New York Times Columnist David Brooks Loses It in His Times Column – Something About Writing for the Times Makes Conservatives Go Crazy

Why Can’t the Times Find a Rational Conservative? – Because There May Not Be Any

David Brooks has been one of the latest house Conservatives that the New York Times uses to try and present all sides on its editorial and opinion pages.  This is a worthy goal, and the public discourse is enhanced by having a rational and logical argument between competing views. That, of course, requires logic and rationale thought on the part of those presenting those views.

For some reason whenever a Conservative is selected to write in the Times, they seem to eventually go off the deep end.  Such is the case with David Brooks, who for a while after being selected by the Times was occasionally able to turn out coherent pieces.  But here is Mr. Brooks writing about the rise of Rick Santorum as a challenger to Mitt Romney for the Republican nomination.

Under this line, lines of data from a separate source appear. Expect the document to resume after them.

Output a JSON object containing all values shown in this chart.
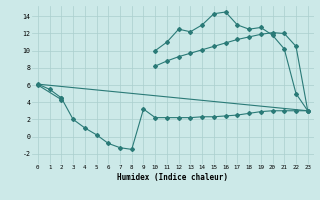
{
  "xlabel": "Humidex (Indice chaleur)",
  "bg_color": "#cce9e8",
  "grid_color": "#aacfce",
  "line_color": "#2a7a77",
  "xlim": [
    -0.5,
    23.5
  ],
  "ylim": [
    -3.2,
    15.2
  ],
  "xticks": [
    0,
    1,
    2,
    3,
    4,
    5,
    6,
    7,
    8,
    9,
    10,
    11,
    12,
    13,
    14,
    15,
    16,
    17,
    18,
    19,
    20,
    21,
    22,
    23
  ],
  "yticks": [
    -2,
    0,
    2,
    4,
    6,
    8,
    10,
    12,
    14
  ],
  "series1_x": [
    0,
    1,
    2,
    10,
    11,
    12,
    13,
    14,
    15,
    16,
    17,
    18,
    19,
    20,
    21,
    22,
    23
  ],
  "series1_y": [
    6.1,
    5.5,
    4.5,
    10.0,
    11.0,
    12.5,
    12.2,
    13.0,
    14.3,
    14.5,
    13.0,
    12.5,
    12.7,
    11.8,
    10.2,
    5.0,
    3.0
  ],
  "series2_x": [
    0,
    23
  ],
  "series2_y": [
    6.1,
    3.0
  ],
  "series3_x": [
    0,
    2,
    10,
    11,
    12,
    13,
    14,
    15,
    16,
    17,
    18,
    19,
    20,
    21,
    22,
    23
  ],
  "series3_y": [
    6.0,
    4.3,
    8.2,
    8.8,
    9.3,
    9.7,
    10.1,
    10.5,
    10.9,
    11.3,
    11.6,
    11.9,
    12.1,
    12.0,
    10.5,
    3.0
  ],
  "series4_x": [
    2,
    3,
    4,
    5,
    6,
    7,
    8,
    9,
    10,
    11,
    12,
    13,
    14,
    15,
    16,
    17,
    18,
    19,
    20,
    21,
    22,
    23
  ],
  "series4_y": [
    4.5,
    2.0,
    1.0,
    0.2,
    -0.8,
    -1.3,
    -1.5,
    3.2,
    2.2,
    2.2,
    2.2,
    2.2,
    2.3,
    2.3,
    2.4,
    2.5,
    2.7,
    2.9,
    3.0,
    3.0,
    3.0,
    3.0
  ]
}
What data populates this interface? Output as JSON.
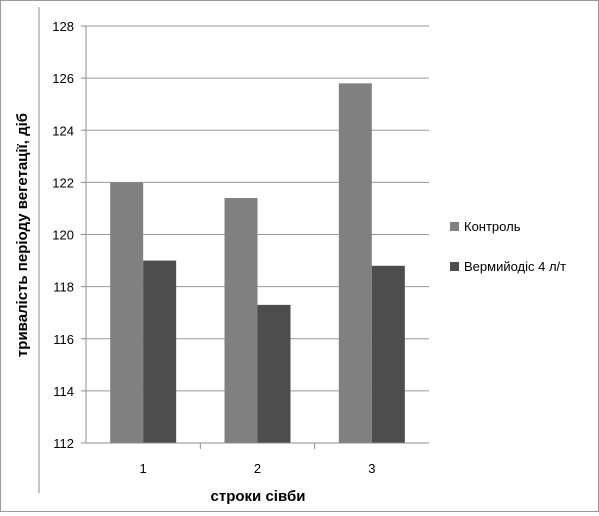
{
  "chart_data": {
    "type": "bar",
    "categories": [
      "1",
      "2",
      "3"
    ],
    "series": [
      {
        "name": "Контроль",
        "values": [
          122.0,
          121.4,
          125.8
        ],
        "color": "#808080"
      },
      {
        "name": "Вермийодіс 4 л/т",
        "values": [
          119.0,
          117.3,
          118.8
        ],
        "color": "#4d4d4d"
      }
    ],
    "title": "",
    "xlabel": "строки сівби",
    "ylabel": "тривалість періоду вегетації, діб",
    "ylim": [
      112,
      128
    ],
    "yticks": [
      112,
      114,
      116,
      118,
      120,
      122,
      124,
      126,
      128
    ],
    "grid": true,
    "legend_position": "right"
  }
}
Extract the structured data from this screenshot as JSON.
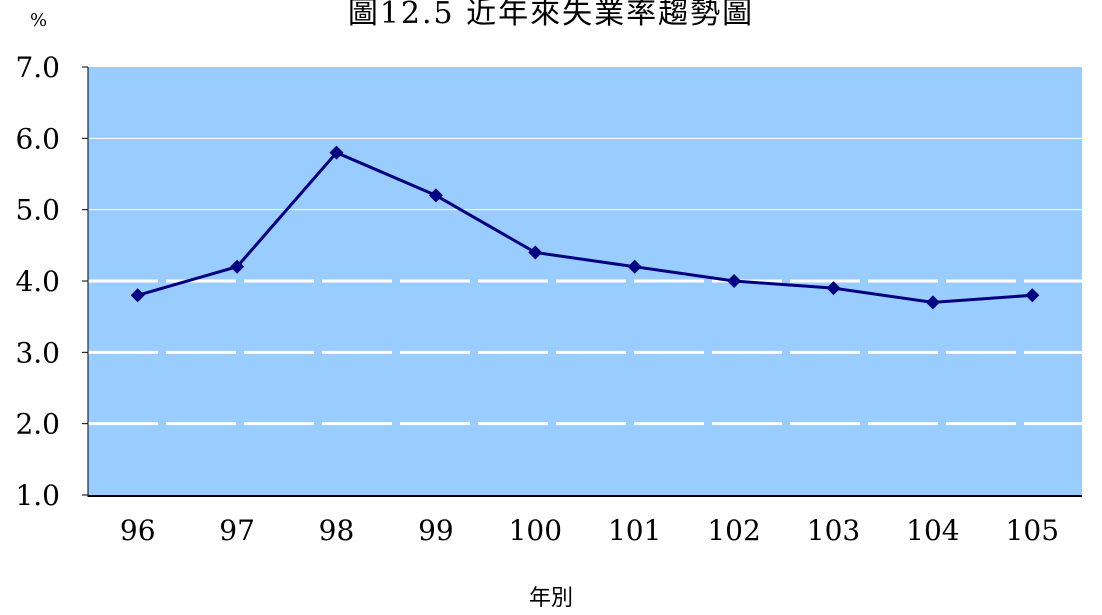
{
  "chart_data": {
    "type": "line",
    "title": "圖12.5 近年來失業率趨勢圖",
    "y_unit": "%",
    "xlabel": "年別",
    "ylabel": "",
    "categories": [
      "96",
      "97",
      "98",
      "99",
      "100",
      "101",
      "102",
      "103",
      "104",
      "105"
    ],
    "series": [
      {
        "values": [
          3.8,
          4.2,
          5.8,
          5.2,
          4.4,
          4.2,
          4.0,
          3.9,
          3.7,
          3.8
        ]
      }
    ],
    "ylim": [
      1.0,
      7.0
    ],
    "yticks": [
      "1.0",
      "2.0",
      "3.0",
      "4.0",
      "5.0",
      "6.0",
      "7.0"
    ],
    "grid": true,
    "colors": {
      "plot_background": "#99CCFF",
      "line": "#000080",
      "gridline": "#ffffff"
    }
  }
}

I’m to Rick Santorum’s left on most social issues, like same-sex marriage and abortion. I’m also put off by his Manichaean political rhetoric. He seems to imagine America’s problems can best be described as the result of a culture war between the God-fearing conservatives and the narcissistic liberals.

Okay, that seems about right.  And so does this

Like most Americans, including most evangelicals under 40, I find this culture war language absurd. If conservative ideas were that much more virtuous than liberal ideas, then the conservative parts of the country would have fewer social pathologies than the liberal parts of the country. They don’t.

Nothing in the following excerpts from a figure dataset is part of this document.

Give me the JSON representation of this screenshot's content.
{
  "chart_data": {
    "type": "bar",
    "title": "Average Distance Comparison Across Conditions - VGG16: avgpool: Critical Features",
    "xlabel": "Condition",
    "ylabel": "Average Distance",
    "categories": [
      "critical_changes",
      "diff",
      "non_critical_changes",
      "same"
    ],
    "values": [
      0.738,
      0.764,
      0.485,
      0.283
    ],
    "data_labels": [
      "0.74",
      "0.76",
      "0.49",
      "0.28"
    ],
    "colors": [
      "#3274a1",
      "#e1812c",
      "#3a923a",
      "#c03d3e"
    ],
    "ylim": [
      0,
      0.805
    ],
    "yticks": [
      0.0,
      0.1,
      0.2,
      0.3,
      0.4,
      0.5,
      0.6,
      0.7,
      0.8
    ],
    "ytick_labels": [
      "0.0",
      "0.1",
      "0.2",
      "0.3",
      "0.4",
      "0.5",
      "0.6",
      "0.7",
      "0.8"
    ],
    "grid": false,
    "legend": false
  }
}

Alright, we now understand where Mr. Brooks is coming from on Mr. Santorum.  But then there is this.

But having said all that, I’m delighted that Santorum is making a splash in this presidential campaign. He is far closer to developing a new 21st-century philosophy of government than most leaders out there.

What?  Here is a person whose philosophy of government Mr. Brooks violently disagrees with, yet he is delighted Mr. Santorum is running and says he is developing a great new philosophy.  Reading the rest of Mr. Brooks’s article results in one being exposed to a lot of gibberish.  Here is sort of a summary of that gibberish in gibberish.

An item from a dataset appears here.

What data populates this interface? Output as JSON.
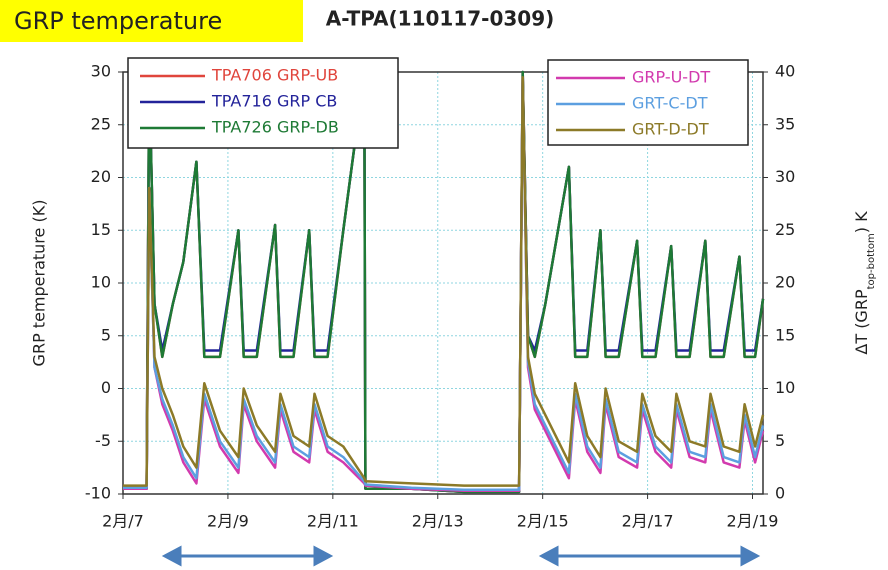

One of Santorum’s strengths is that he understands that a nation isn’t just an agglomeration of individuals; it’s a fabric of social relationships. In his 2005 book, “It Takes a Family,” he had chapters on economic capital as well as social capital, moral capital, cultural capital and intellectual capital.
He presents an extended argument against radical individualism. “Just as original sin is man’s inclination to try to walk alone without God, individualism is man’s inclination to try to walk alone among his fellows,” he writes.

Communities breed character. Santorum argues that government cannot be agnostic about the character of its citizens because the less disciplined the people are, the more government must step in to provide order.

Wow, if you can understand this, and that takes a struggle, it seems that the so-called conservative Mr. Brooks is commending the so-called conservative Mr. Santorum for having government as the ultimate moral dictator of social values.  This is far more intrusive of individual liberty than say, requiring everyone to have health insurance. It reveals what Conservatives really believe, that they are not against government controlling the lives of people, they just want government controlling the lives of people to make them do what Conservatives want them to do.

Mr. Brooks conveniently omits the details of Mr. Santorum desire for government to impose “character” on the citizens.  Mr. Santorum’s commitment to family, for example only extends to families that Mr. Santorum approves us.  His commitment to values would allow state government to restrict or even ban family planning practices, because those practices are contrary to Mr. Santorum’s religious beliefs, religious beliefs which he would impose on the country. 

Note that Mr. Santorum’s railing against government does not extend to Mr. Santorum.  After living very well by feeding at the public trough Mr. Santorum made huge sums by cashing in on his political contacts.

Rick Santorum 
has vaulted to the front ranks of the Republican presidential nomination race in part by depicting himself as a religious family man of lowly beginnings who would bring needed change to Washington.

But that characterization leaves out two decades in which Santorum was a central and often high-ranking player in Washington politics, with connections to
K Street lobbyists and a lucrative consulting career that made him a millionaire.

That formerly incisive commentators like Mr. Brooks are now embracing Mr. Santorum says much about – wait for it – Mitt Romney.  It says that Mr. Romney is such an undesirable candidate that an extremist like Mr. Santorum is preferred over Mr. Romney.  That message could not be clearer.